# irfanview: how to resize from command line without enlarging the image



## renewestenbe (Sep 13, 2004)

I want to use Irfanview to resize my images using a windows batch file. 

From the GUI one can specify that a picture should not become larger as a result of the resize. However, I can not find such an option between the command line arguments.

1) does anyone know how to do this (when possible)?
2) Is there a good Irfanview site/forum somewhere?

Rene


----------



## Telstar (Jun 20, 2003)

renewestenbe said:


> 1) does anyone know how to do this (when possible)?
> 2) Is there a good Irfanview site/forum somewhere?
> Rene


Hi Rene,
There does not seem to be an IrfanView Forum that I can find, just the
*IrfanView Homepage* that I'm sure you're familiar with.
I don't believe there is one as yet.

I don't have an answer to your question myself but perhaps someone
will come along with a solution.

If you do not get a satisfactory answer you could send an email to
Irfan Skiljan, author of IrfanView.

mailto:*[email protected]*

(Note: it took about five days for me to get a reply from him).

Good Luck!
Telstar


----------



## DArndt (Nov 28, 2004)

Rene,

I call the Irfanview program from a REXX script to do resizing, a batch command should be exactly the same.

IRFANVIEW {file name of source file} /resample=(width,height) /aspectratio /convert={output file name}

for example: irfanview myphoto.jpg /resample=(300,100) /aspectratio /convert=myphoto_tn.jpg

when you use both the width and height values, (and aspectratio) then the output is constrained by whichever "limit" is hit first. If you use only the width or height, then the other value "floats" to whatever size is needed to maintain the aspect ratio.

As for a forum, I don't know of one either (i hit your question in my search for one)

In Irfanview, bring up the help index and enter "batch command", it will display all the batch options.


----------



## I Fix 4 U (Jul 19, 2004)

neat, i just learned something here. I almost forgot about batch files and didnt realise that if i built one for irfanview resizing/resampling, i could double the image size of all my files in a directory via one click instead of constantly manually doing them. Neat- I'm on the right track eh?


----------



## buck52 (Mar 9, 2001)

Maybe I'm missing something or more likely don't understand what is trying to be done but...
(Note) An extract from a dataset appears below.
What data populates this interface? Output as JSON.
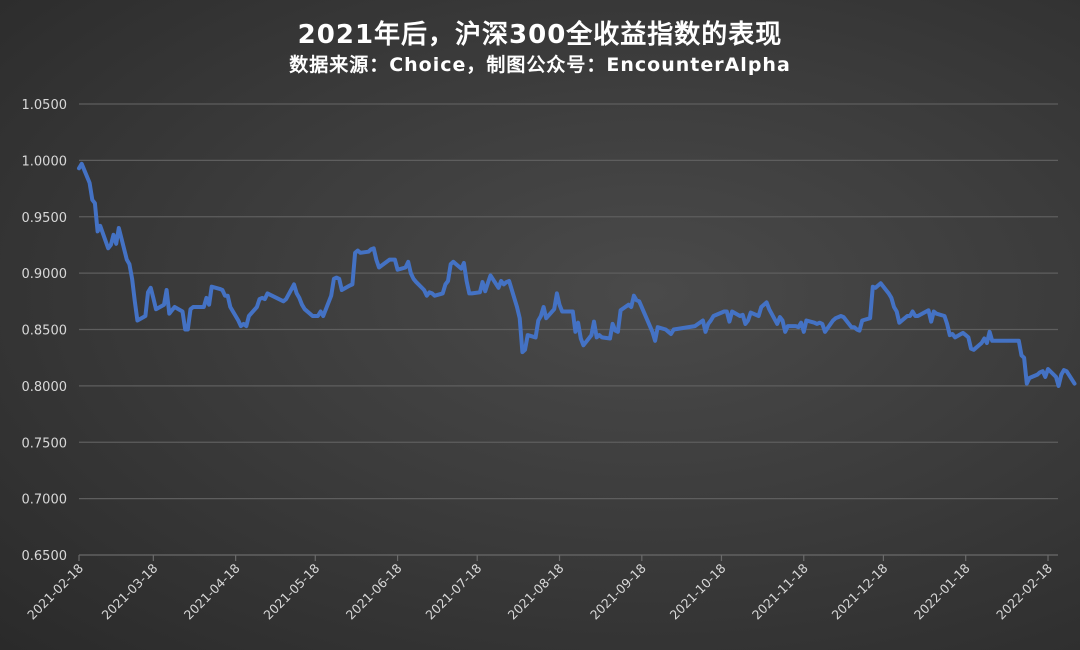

can't any of this be done from the batch conversion function within Irfanview? 

buck


----------



## I Fix 4 U (Jul 19, 2004)

i don't think but i may be wrong, that the feature inside of the irfanview program for batch conversion can do batch resampling, although just a moment ago i shrunk tons of the images on my harddrive by converting them from .bmp to .jpg, which really helped doing it all at once. Irfanview has always come in handy, if i can find a script or something to resample all files i put in a directory by 200% using B-Spline, i'd be really happy.


----------



## buck52 (Mar 9, 2001)

Have you looked in the advanced options in the batch window...
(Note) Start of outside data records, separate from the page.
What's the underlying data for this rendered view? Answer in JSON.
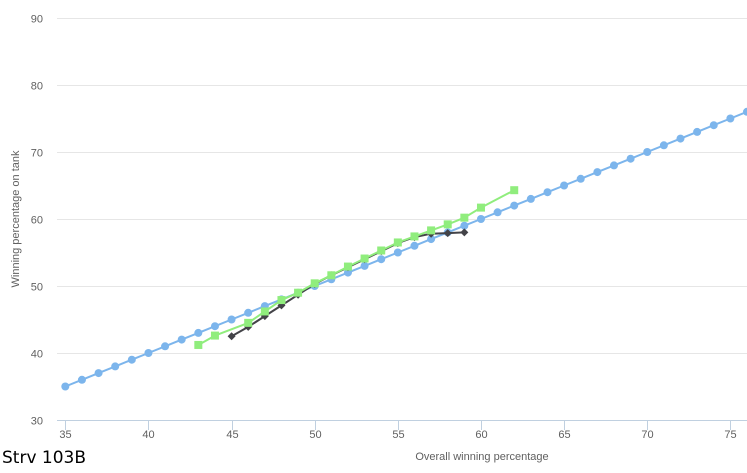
{
  "chart_data": {
    "type": "line",
    "title": "Strv 103B",
    "xlabel": "Overall winning percentage",
    "ylabel": "Winning percentage on tank",
    "xlim": [
      34.5,
      76
    ],
    "ylim": [
      30,
      90
    ],
    "xticks": [
      "35",
      "40",
      "45",
      "50",
      "55",
      "60",
      "65",
      "70",
      "75"
    ],
    "yticks": [
      "30",
      "40",
      "50",
      "60",
      "70",
      "80",
      "90"
    ],
    "grid": "horizontal",
    "legend": "none",
    "series": [
      {
        "color": "#7cb5ec",
        "marker": "circle",
        "x": [
          35,
          36,
          37,
          38,
          39,
          40,
          41,
          42,
          43,
          44,
          45,
          46,
          47,
          48,
          49,
          50,
          51,
          52,
          53,
          54,
          55,
          56,
          57,
          58,
          59,
          60,
          61,
          62,
          63,
          64,
          65,
          66,
          67,
          68,
          69,
          70,
          71,
          72,
          73,
          74,
          75,
          76
        ],
        "y": [
          35,
          36,
          37,
          38,
          39,
          40,
          41,
          42,
          43,
          44,
          45,
          46,
          47,
          48,
          49,
          50,
          51,
          52,
          53,
          54,
          55,
          56,
          57,
          58,
          59,
          60,
          61,
          62,
          63,
          64,
          65,
          66,
          67,
          68,
          69,
          70,
          71,
          72,
          73,
          74,
          75,
          76
        ]
      },
      {
        "color": "#434348",
        "marker": "diamond",
        "x": [
          45,
          46,
          47,
          48,
          49,
          50,
          51,
          52,
          53,
          54,
          55,
          56,
          57,
          58,
          59
        ],
        "y": [
          42.5,
          43.9,
          45.5,
          47.1,
          48.7,
          50.3,
          51.6,
          52.8,
          54.0,
          55.2,
          56.4,
          57.3,
          57.8,
          57.9,
          58.0
        ]
      },
      {
        "color": "#90ed7d",
        "marker": "square",
        "x": [
          43,
          44,
          46,
          47,
          48,
          49,
          50,
          51,
          52,
          53,
          54,
          55,
          56,
          57,
          58,
          59,
          60,
          62
        ],
        "y": [
          41.2,
          42.6,
          44.5,
          46.2,
          47.9,
          49.0,
          50.4,
          51.6,
          52.9,
          54.1,
          55.3,
          56.5,
          57.4,
          58.3,
          59.2,
          60.2,
          61.7,
          64.3
        ]
      }
    ]
  }
}
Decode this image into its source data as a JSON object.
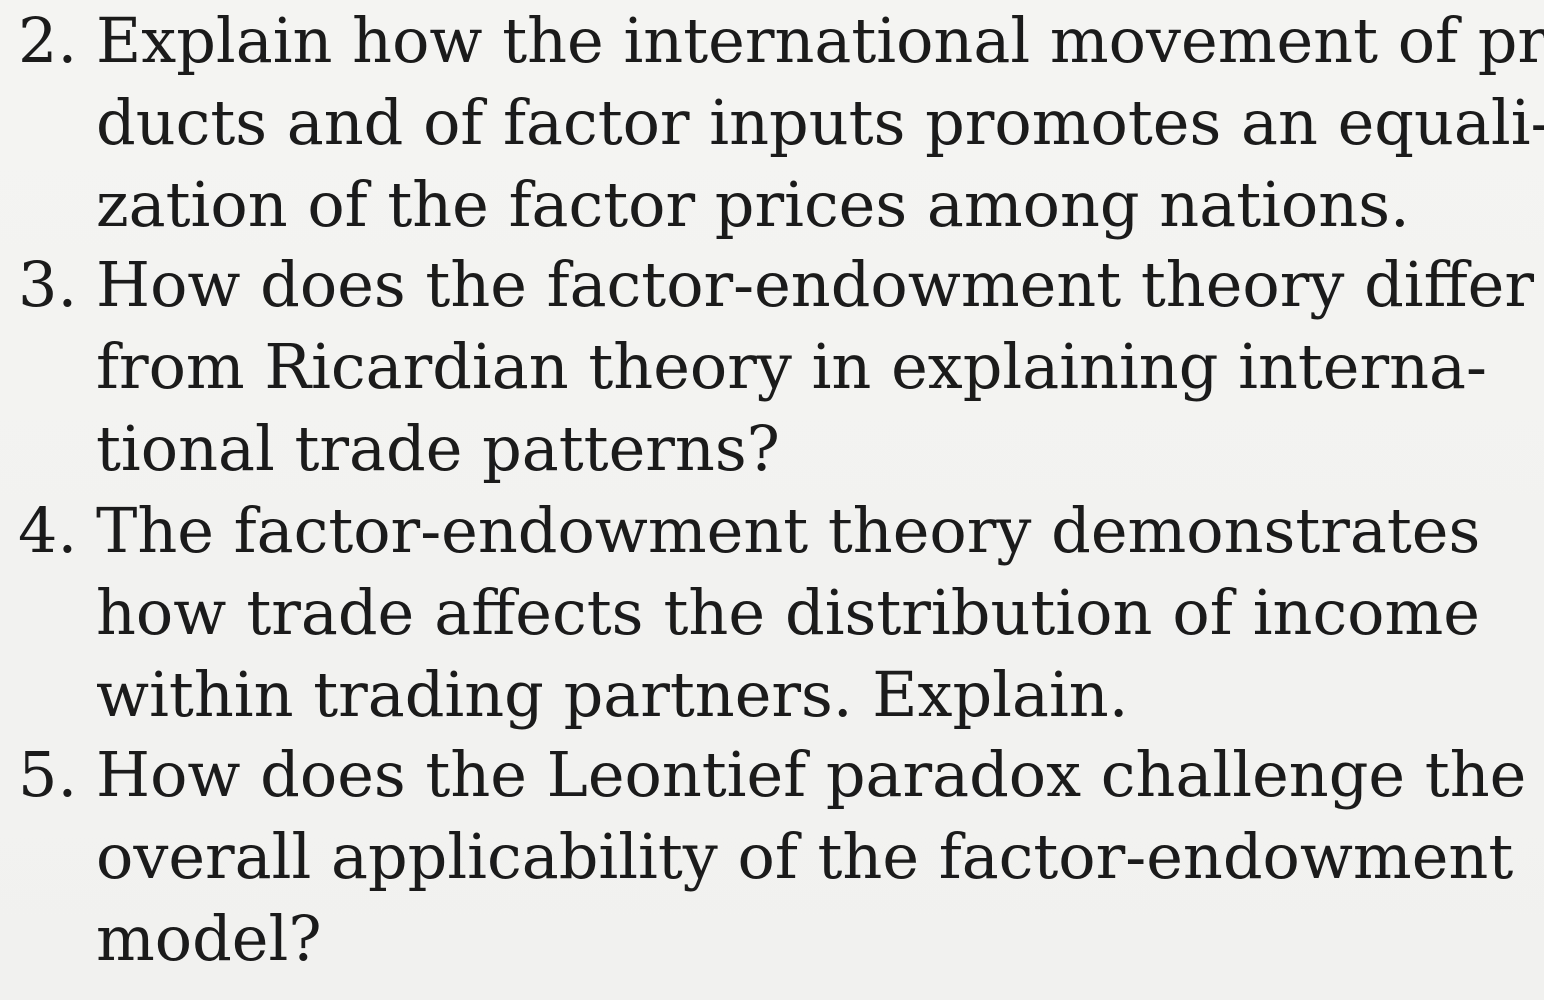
{
  "questions": [
    {
      "number": "2.",
      "lines": [
        "Explain how the international movement of pro-",
        "ducts and of factor inputs promotes an equali-",
        "zation of the factor prices among nations."
      ]
    },
    {
      "number": "3.",
      "lines": [
        "How does the factor-endowment theory differ",
        "from Ricardian theory in explaining interna-",
        "tional trade patterns?"
      ]
    },
    {
      "number": "4.",
      "lines": [
        "The factor-endowment theory demonstrates",
        "how trade affects the distribution of income",
        "within trading partners. Explain."
      ]
    },
    {
      "number": "5.",
      "lines": [
        "How does the Leontief paradox challenge the",
        "overall applicability of the factor-endowment",
        "model?"
      ]
    }
  ]
}
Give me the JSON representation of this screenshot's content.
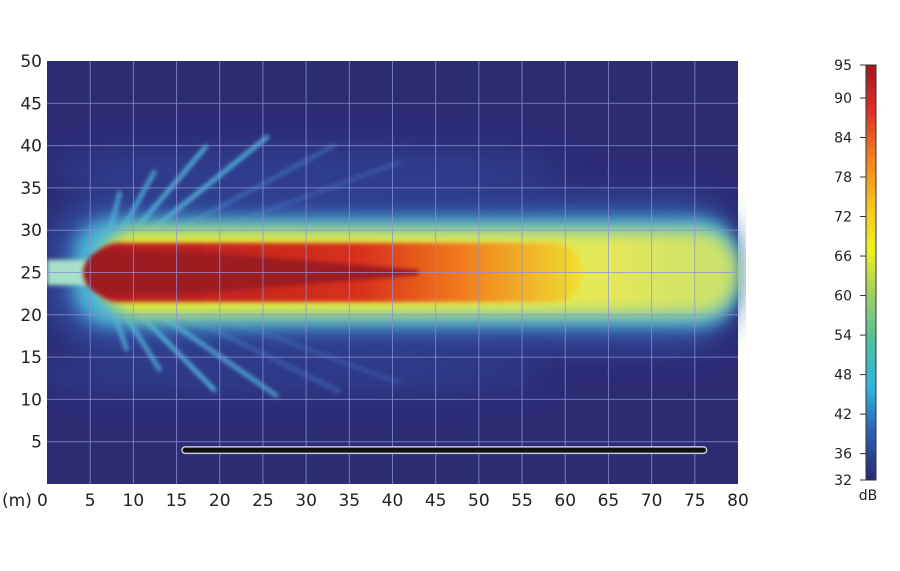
{
  "chart_data": {
    "type": "heatmap",
    "title": "",
    "xlabel": "",
    "ylabel": "",
    "x_unit_label": "(m)",
    "xlim": [
      0,
      80
    ],
    "ylim": [
      0,
      50
    ],
    "x_ticks": [
      0,
      5,
      10,
      15,
      20,
      25,
      30,
      35,
      40,
      45,
      50,
      55,
      60,
      65,
      70,
      75,
      80
    ],
    "y_ticks": [
      5,
      10,
      15,
      20,
      25,
      30,
      35,
      40,
      45,
      50
    ],
    "grid": true,
    "background_color": "#2b2c74",
    "grid_color": "#8d92d8",
    "source": {
      "x": 5,
      "y": 25
    },
    "barrier": {
      "x_start": 16,
      "x_end": 76,
      "y": 4
    },
    "zones": [
      {
        "level_db": 95,
        "x_range": [
          5,
          43
        ],
        "y_range": [
          22.5,
          27.5
        ]
      },
      {
        "level_db": 84,
        "x_range": [
          5,
          62
        ],
        "y_range": [
          21.5,
          28.5
        ]
      },
      {
        "level_db": 72,
        "x_range": [
          6,
          80
        ],
        "y_range": [
          20,
          30
        ]
      },
      {
        "level_db": 54,
        "x_range": [
          3,
          80
        ],
        "y_range": [
          18.5,
          31.5
        ]
      },
      {
        "level_db": 42,
        "x_range": [
          0,
          80
        ],
        "y_range": [
          16,
          34
        ]
      }
    ],
    "colorbar": {
      "unit": "dB",
      "min": 32,
      "max": 95,
      "ticks": [
        95,
        90,
        84,
        78,
        72,
        66,
        60,
        54,
        48,
        42,
        36,
        32
      ],
      "colors": [
        "#2a2a70",
        "#2a5db0",
        "#2fb5e0",
        "#4fbfa0",
        "#9ad060",
        "#f0f020",
        "#f8c020",
        "#f08020",
        "#e03028",
        "#a01820"
      ]
    }
  }
}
EDIT: One thing I don't know is what filter is use in the batch conversion but I would guess it uses whatever you have set in resize/resample under the image tab

buck


----------



## I Fix 4 U (Jul 19, 2004)

yah it had resize, not resample, unless it just doesnt have resample for what i had set.


----------



## buck52 (Mar 9, 2001)

resample


----------



## MSM Hobbes (Apr 23, 2004)

Buck - where in irfanview is this dialog box located? or is this found somewhere else?  Thanks!


----------



## buck52 (Mar 9, 2001)

Hi MSM Hobbes

open irfan click file> Batch Conversion/Rename at the lower right put a check in *use advanced options* then click *Set advanced options*

have fun

buck


----------



## I Fix 4 U (Jul 19, 2004)

Oh, that didn't show up on what i selected, but i think i had either too much or a invalid format, but i see it now thank you. I'll see if i can get these files resampled. TTYL i'll update.


----------